Caso Clínico de Neurocirurgia - Massa Mediastinal e Olho baixo

há 1 ano     -     
Caso Clínico de Neurocirurgia - Massa Mediastinal e Olho baixo

S.G.B., 35 anos, masculino, mototaxista, procedente e natural de Quixadá-CE. Casado.

Qp: “Olho baixo”

HDA: Há cerca de 1 ano e meio, paciente percebeu ptose palpebral à esquerda. Não chegava a fechar o olho. Cerca de 4 meses após o início desse primeiro sintoma, relata perda de força progressiva em MMSS, sobretudo à direita. A progressão da perda de força foi relativamente lenta, demorando alguns meses para chegar em seu ápice. Nega dor ou parestesias. Refere que no último mês teve início quadro de dispneia, progredindo até ocorrer mesmo aos pequenos esforços. Também foi vista uma massa em mediastino anterior.

HPP e hábitos: Há 5 anos, sofreu TCE ao andar de moto sem capacete. Foi levado ao IJF onde foram constatadas (sic) 3 rachaduras no crânio. Ex-tabagista (1 carteira por dia) e ex-etilista, abandonou ambos os hábitos há um ano e meio. 5 tatuagens, feitas em Quixadá há 6 anos. Atualmente usa 2 medicamentos, neostigmina e corticoide.

HF: 3 irmãos e 5 filhos, todos hígidos. Pai vivo e hígido. Mãe viva, tem HAS.

IOA:

Geral: Refere perda de peso por dieta.

Cabeça e pescoço: Nega alopecia. Nega alterações visuais (embora use óculos).

Aparelho cardiorrespiratório: Dispneia aos pequenos esforços (vide HDA). Nega palpitações. Nega edema de MMII.

TGI: Nega disfagia. Nega alterações de hábito. Nega urgência ou incontinência.

Genito urinário: Nega disfunção erétil. Nega urgência ou incontinência.

Neuropsiquiatrico: (vide HDA). Nega alterações em MMII, nega alterações comportamentais.

EF:

Cabeça e Pescoço: Ptose à esquerda. Face arredondada. Giba de búfalo no pescoço.

Tórax: RCR, 2T, BNF. Gordura supraclavicular presente. Pulmão normal à ausculta.

Abdome: Globoso, flácido. Não há estrias. Não foram palpadas massas ou visceromegalias.

Membros: Não se nota edema ou baqueteamento digital.

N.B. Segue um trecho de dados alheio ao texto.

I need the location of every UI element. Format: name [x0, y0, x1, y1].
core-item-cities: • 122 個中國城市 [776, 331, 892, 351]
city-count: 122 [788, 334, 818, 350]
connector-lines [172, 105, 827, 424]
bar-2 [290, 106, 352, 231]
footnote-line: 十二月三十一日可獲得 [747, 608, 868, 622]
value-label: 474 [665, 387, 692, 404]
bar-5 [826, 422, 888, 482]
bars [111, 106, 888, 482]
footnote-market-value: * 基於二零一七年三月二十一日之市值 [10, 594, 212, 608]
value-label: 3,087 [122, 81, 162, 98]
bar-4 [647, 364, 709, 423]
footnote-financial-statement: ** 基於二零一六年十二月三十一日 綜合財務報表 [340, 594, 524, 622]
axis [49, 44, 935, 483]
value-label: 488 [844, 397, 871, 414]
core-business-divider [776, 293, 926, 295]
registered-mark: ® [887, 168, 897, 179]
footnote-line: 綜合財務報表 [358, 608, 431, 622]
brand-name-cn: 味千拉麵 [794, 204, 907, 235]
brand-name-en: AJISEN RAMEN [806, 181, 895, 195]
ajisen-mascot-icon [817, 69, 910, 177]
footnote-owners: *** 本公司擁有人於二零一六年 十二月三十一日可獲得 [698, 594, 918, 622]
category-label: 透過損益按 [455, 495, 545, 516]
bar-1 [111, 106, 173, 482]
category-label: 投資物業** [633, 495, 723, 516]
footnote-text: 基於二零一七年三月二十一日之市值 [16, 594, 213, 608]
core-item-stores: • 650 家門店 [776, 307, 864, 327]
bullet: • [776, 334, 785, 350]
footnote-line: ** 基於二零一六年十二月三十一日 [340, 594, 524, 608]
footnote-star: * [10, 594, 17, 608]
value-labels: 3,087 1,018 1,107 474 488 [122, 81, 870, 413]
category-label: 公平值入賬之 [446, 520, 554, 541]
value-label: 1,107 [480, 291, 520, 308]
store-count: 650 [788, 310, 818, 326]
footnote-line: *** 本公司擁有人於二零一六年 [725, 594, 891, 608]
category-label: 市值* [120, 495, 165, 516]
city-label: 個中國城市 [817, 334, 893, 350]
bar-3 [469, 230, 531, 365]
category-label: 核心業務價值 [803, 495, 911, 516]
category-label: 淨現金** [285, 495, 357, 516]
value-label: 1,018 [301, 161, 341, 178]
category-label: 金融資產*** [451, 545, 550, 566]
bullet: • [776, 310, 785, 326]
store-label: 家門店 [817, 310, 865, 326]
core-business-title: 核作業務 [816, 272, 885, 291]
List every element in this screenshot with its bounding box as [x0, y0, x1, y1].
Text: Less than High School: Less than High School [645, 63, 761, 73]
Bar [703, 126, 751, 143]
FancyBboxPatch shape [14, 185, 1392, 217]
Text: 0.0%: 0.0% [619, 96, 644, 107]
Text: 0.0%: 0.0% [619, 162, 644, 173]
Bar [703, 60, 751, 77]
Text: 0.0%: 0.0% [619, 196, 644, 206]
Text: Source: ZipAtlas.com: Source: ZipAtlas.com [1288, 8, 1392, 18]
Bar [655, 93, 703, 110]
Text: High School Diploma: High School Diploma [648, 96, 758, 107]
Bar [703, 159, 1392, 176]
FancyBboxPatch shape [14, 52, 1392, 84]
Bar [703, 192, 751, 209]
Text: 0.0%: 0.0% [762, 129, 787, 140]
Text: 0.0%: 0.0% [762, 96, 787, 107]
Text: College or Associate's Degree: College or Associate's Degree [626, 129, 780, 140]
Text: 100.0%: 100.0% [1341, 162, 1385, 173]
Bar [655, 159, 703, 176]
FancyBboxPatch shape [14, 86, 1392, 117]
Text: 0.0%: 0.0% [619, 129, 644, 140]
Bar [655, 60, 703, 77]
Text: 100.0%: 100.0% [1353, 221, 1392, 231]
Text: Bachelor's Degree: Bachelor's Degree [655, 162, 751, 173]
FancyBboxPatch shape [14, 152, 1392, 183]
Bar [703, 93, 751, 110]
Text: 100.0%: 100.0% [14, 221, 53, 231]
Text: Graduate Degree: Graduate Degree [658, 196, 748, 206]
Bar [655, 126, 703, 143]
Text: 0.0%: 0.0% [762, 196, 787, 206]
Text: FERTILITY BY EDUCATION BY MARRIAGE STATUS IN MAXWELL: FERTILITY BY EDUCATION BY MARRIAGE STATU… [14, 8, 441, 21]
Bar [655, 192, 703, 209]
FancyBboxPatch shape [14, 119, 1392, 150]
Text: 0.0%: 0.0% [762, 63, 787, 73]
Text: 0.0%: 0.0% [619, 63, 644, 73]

Neurológico: Pupilas isocóricas e fotoreagentes. Todos nervos cranianos testados e normais. Reflexos biciptal, triciptal, aquileu e patelar ++/4+. Babinski ausente. Exame de força: 5/5 em MMSS e MMII, proximalmente e distalmente (atualmente)*.

 

Comentários do Caso

Os pacientes com timoma podem apresentar quadro clínico não muito específico: tosse, dispnéia, dor torácica, perda de peso, queda do estado geral. Porém, alguns pacientes são diagnosticados por radiografias de tórax em exames de rotina que mostram opacidade homogênea no mediastino ântero-superior ou por apresentar miastenia gravis associada. Grande parte dos pacientes que apresentam timoma é de portadores de outras doenças auto-imunes ou endócrinas. Cerca de 27% dos pacientes com miastenia gravis apresentam timoma, 83% dos homens com miastenia gravis entre 50 e 60 anos possuem timoma e 20-40% dos pacientes com timoma apresentam miastenia gravis. Artrite reumatóide, miosite e aplasia por células vermelhas puras são outras síndromes que podem vir associadas ao timoma.

O timoma está mais presente nas 5a e 6a décadas de vida, sendo menos freqüente em pacientes abaixo de 40 anos de idade. Não há relação com sexo e raça e existe freqüência maior dos timomas malignos sobre os benignos.